Students come to the office to get solar lights.
Do you wonder how students in South Sudan are faring during this world-wide pandemic?
American public life has been upended during four months of wrestling with Coronavirus, not always successfully. The past four months have seemed like four years to many of us. We are quite ready to put this behind us and get back to normal – whatever normal will be, once we wake from the nightmare. Could we expect that things would be any different in South Sudan?
As we might guess, the Coronavirus does not favor one country over another. The difference is that some countries have much more capacity to deal with a pandemic than others. As Covid-19 began sweeping across the globe, South Sudan was ill prepared. Its few hospitals have little modern equipment and equally few medications and hospital supplies. The vice president in charge of the South Sudan Covid-19 response announced early during the pandemic that South Sudan had four respirators in the country – yes, four. Just weeks later, the country learned that this same vice president, as well as all the other members of his Covid-19 task force, had contracted the Coronavirus. South Sudan’s infection case numbers (adjusted by population) land around the midpoint among nations, but testing is so low that we do not likely know the extent of the disease’s impact.

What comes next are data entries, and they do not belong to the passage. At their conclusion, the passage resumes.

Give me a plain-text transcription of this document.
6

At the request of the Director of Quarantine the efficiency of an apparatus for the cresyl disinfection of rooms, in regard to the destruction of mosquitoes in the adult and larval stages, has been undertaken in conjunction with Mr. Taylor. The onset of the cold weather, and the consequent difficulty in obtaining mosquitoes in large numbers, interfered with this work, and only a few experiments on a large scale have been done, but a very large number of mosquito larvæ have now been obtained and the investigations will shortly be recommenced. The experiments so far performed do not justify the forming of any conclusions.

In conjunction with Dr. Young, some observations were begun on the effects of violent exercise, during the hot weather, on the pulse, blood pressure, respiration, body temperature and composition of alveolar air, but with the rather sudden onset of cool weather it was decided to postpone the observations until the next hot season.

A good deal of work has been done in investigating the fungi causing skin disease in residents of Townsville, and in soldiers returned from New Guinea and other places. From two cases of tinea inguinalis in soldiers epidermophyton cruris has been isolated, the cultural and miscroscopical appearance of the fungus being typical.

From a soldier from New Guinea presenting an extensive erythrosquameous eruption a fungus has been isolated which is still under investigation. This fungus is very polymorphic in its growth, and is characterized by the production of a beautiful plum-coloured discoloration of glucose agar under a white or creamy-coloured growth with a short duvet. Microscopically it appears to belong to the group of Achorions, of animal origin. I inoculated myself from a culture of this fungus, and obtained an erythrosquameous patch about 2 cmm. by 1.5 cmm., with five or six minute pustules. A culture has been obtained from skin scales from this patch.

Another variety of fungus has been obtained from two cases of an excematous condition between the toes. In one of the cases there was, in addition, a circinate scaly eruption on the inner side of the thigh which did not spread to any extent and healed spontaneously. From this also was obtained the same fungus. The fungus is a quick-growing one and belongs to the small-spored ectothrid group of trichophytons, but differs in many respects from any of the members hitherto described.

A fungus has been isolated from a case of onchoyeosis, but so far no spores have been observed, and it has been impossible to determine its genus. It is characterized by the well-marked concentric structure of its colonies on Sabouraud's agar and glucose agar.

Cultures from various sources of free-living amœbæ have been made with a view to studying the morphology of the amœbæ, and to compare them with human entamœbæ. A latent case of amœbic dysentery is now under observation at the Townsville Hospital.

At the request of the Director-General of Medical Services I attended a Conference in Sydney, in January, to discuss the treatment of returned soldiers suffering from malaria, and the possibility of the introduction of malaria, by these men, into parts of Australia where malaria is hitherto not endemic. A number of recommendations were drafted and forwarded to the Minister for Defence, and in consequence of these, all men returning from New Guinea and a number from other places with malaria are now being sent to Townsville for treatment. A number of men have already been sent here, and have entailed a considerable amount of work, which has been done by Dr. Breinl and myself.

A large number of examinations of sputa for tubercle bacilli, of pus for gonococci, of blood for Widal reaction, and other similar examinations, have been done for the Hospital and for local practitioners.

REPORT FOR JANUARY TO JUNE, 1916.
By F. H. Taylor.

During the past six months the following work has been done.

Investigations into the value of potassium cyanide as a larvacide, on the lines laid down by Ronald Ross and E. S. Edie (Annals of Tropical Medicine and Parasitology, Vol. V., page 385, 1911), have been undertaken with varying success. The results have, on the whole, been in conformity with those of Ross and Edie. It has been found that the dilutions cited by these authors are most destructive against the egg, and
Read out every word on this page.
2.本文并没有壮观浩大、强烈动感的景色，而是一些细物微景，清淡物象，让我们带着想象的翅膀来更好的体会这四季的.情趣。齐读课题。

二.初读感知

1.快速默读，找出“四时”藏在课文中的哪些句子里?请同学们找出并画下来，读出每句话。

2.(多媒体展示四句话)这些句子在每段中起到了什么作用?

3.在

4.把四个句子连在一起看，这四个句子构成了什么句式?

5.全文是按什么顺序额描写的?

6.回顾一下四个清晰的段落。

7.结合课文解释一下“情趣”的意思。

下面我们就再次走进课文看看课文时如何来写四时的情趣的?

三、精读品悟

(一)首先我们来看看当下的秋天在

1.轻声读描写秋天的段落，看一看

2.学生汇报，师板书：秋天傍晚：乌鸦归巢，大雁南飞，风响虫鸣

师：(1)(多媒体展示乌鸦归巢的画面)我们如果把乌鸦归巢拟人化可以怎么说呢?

Schools have been closed since the 2nd week of April in South Sudan. There are no Zoom class sessions. Families do not have Internet in their homes, so online learning is unavailable – no teachers, no fellow students, no Wikipedia, or Girl Group meetings. Households are lucky to have a single cell phone, so it has been difficult to even contact students. There is no electricity in homes. Most of the girls are expected to do household chores during the day, so they cannot study before 7 pm when dark falls suddenly on the equator. Then it is too dark to study. Daniel, director of the PESS program, came up with the idea of replenishing the girls' supply of solar lights so they could study in the evenings. He was able to buy 50 of these in Juba, a hundred miles south, and get them transported to Bor, where he works. The solar lights are a big hit, and these gave Daniel, along with his team, a chance to reconnect with the students and encourage them to keep writing and learning. The school year in South Sudan operates all year with one-month breaks between each three-month term.
South Sudan recently allowed the reopening of high school to graduating seniors only. This concession was made because graduates must take national exams at the end of the calendar year and they need to prepare for those important exams. The rest of the students tell Daniel they are eager to get back to school – just like American students, and like students here, they are also likely a bit apprehensive.